Demographic change coupled with the large number of people who left the labor force during the Great Recession make this a very difficult question to answer. But it's clear from the ongoing presidential election campaigns that Americans have jobs on their mind and that many are feeling increasingly left behind.
Here are some other tough labor market questions: As the population ages, how many people will choose to retire at, say, age 62 rather than waiting until they can collect full Social Security benefits? How many will choose to go on disability rather than continuing to work, and how will future economic conditions affect these choices?
How will the decline in the population growth rate affect the labor force participation rates of younger people? How many will go to college, and how many will start working after high school? And, again, how might economic conditions in the next few years affect that choice?
One way to partly avoid these difficult questions is to examine the employment-to-population ratio for people aged 25-54 (chart below).
This isn't a perfect measure. Questions remain about how many workers in this age group who left the labor force during the recession will eventually return. But it does strip out many of the concerns about demographic change (though aging of the median worker within this age range can still affect the how much the ratio will recover in the future).
And it tells us three things. First, employment has recovered considerably relative to the population since the trough of the recession, from approximately 75 percent to 77.5 percent. That's more than the labor force-to-population ratio for the full working age range would indicate. Second, the ratio is still below the relatively flat trend of around 80 percent prior to the recession. Third, and important, the ratio hasn't yet leveled off, indicating that future increases are possible.
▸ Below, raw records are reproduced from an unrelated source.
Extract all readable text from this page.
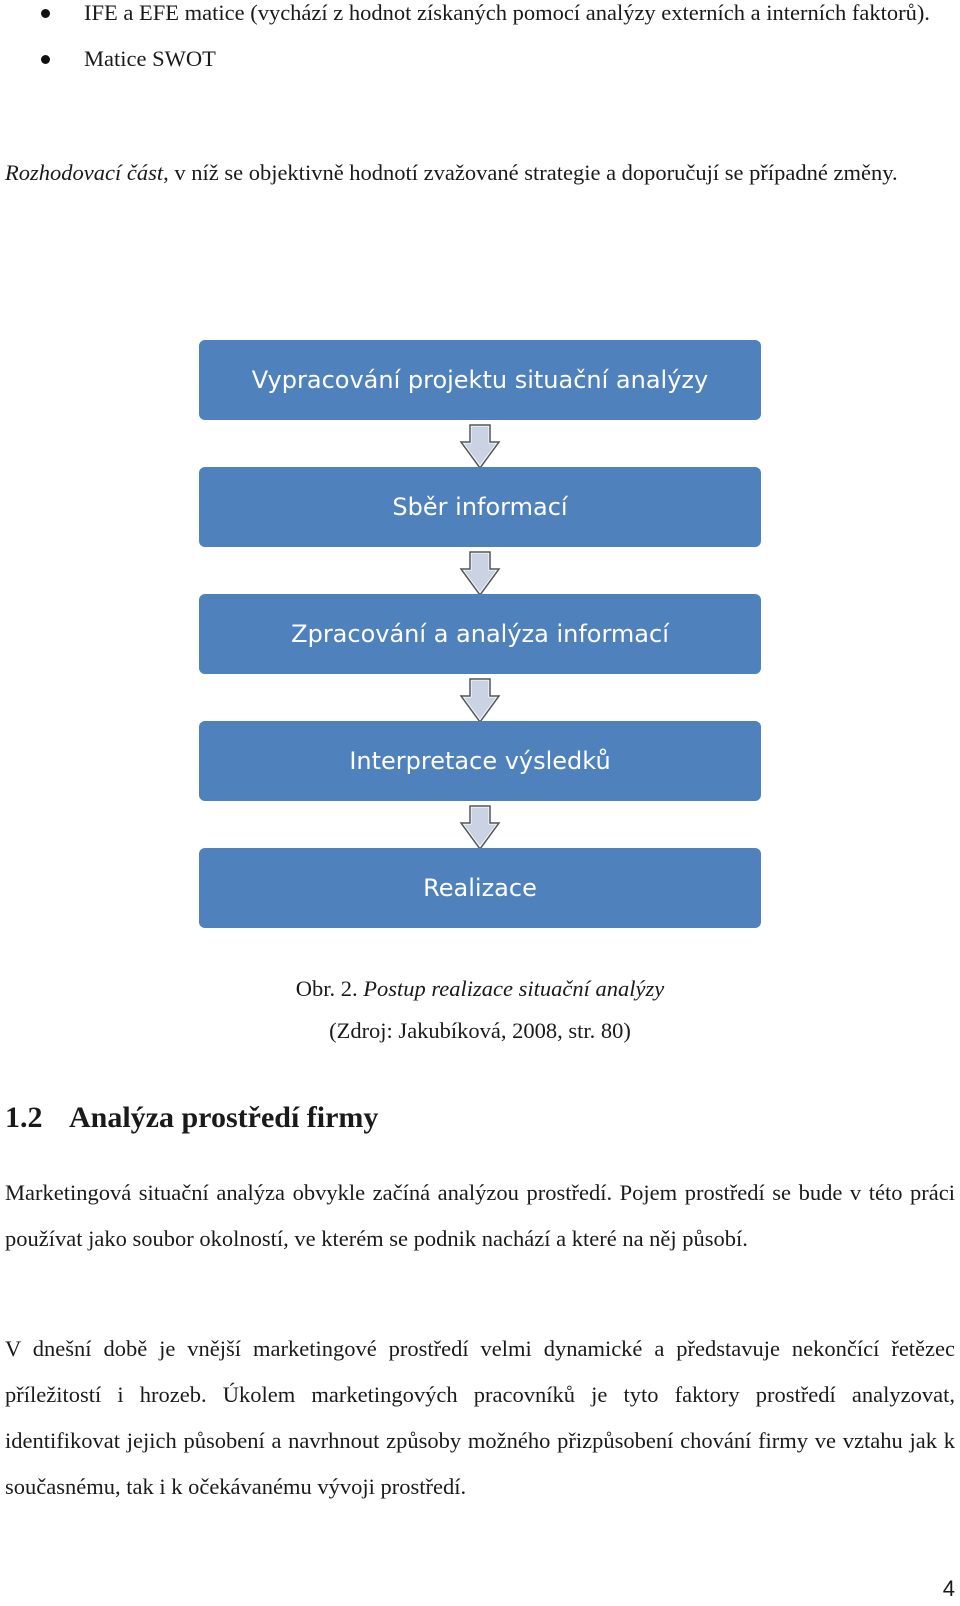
IFE a EFE matice (vychází z hodnot získaných pomocí analýzy externích a interních faktorů).
Matice SWOT

Rozhodovací část, v níž se objektivně hodnotí zvažované strategie a doporučují se případné změny.

Vypracování projektu situační analýzy
Sběr informací
Zpracování a analýza informací
Interpretace výsledků
Realizace
Obr. 2. Postup realizace situační analýzy
(Zdroj: Jakubíková, 2008, str. 80)
1.2 Analýza prostředí firmy

Marketingová situační analýza obvykle začíná analýzou prostředí. Pojem prostředí se bude v této práci používat jako soubor okolností, ve kterém se podnik nachází a které na něj působí.

V dnešní době je vnější marketingové prostředí velmi dynamické a představuje nekončící řetězec příležitostí i hrozeb. Úkolem marketingových pracovníků je tyto faktory prostředí analyzovat, identifikovat jejich působení a navrhnout způsoby možného přizpůsobení chování firmy ve vztahu jak k současnému, tak i k očekávanému vývoji prostředí.

4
The extent to which employment can recover further depends in large part on the availability of jobs and the wage rate, both of which will be affected by the course of monetary and fiscal policy. If the Fed raises interest rates too fast and too soon, wages and employment will be suppressed, and valuable members of the workforce will never return.
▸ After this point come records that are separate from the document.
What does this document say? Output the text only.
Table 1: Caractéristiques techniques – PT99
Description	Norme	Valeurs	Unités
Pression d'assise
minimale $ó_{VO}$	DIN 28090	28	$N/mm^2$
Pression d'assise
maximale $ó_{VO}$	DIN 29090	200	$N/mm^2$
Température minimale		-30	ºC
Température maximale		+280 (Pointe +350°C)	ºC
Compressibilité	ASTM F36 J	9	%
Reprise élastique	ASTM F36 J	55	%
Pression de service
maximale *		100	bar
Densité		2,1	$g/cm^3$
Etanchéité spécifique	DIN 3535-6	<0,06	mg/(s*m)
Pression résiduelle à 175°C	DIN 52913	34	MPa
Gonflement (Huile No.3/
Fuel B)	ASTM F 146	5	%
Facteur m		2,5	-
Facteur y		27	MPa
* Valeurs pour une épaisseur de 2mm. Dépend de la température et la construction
If Congress continues to serve the interests of the donor class rather than the working class, fails to provide the economy with the infrastructure it needs and the jobs that come with it, and forces further reductions in social services through tax cuts and demagoguery over the national debt, the discouragement so many people feel will only get worse.
We would all be better off if the large number of people who left the labor force during the recession return to productive employment rather than relying on social services, family, crime or other means to survive. We will be healthier as a nation if the gains from international trade and technological change are broadly shared rather than concentrated at the top of the income distribution.
Our future growth rate will be higher, and the opportunity to find decent jobs will be enhanced, if the U.S. has the infrastructure, educational resources, health care and social protections it needs to ensure Americans are as productive and innovative as we can be.
Events in this year's presidential campaign have made it clear that people are unhappy with the present state of the economy. They believe policy has been tilted too much toward the interests of the financial industry, big business and the wealthy -- and that they've been forgotten.
But these problems won't be solved by closing the door to international trade and immigration, by enacting huge tax cuts for the wealthy or by embracing politics that divide us as a nation.
Policymakers at the Fed and in Congress must do all that they can to create jobs and opportunity for those who feel overlooked and forgotten. People are speaking clearly this election cycle: They want jobs, they want opportunity, they want wages to go up and they want inequality in to go down.
Unfortunately, the anger and discouragement so many people feel is only being exploited by politicians seeking the presidential nomination. Will the voices of people struggling to make ends meet every month be truly heard once the election is over? And will those needs translate into policies that serve the vast majority of Americans rather than those at the top? That remains to be seen.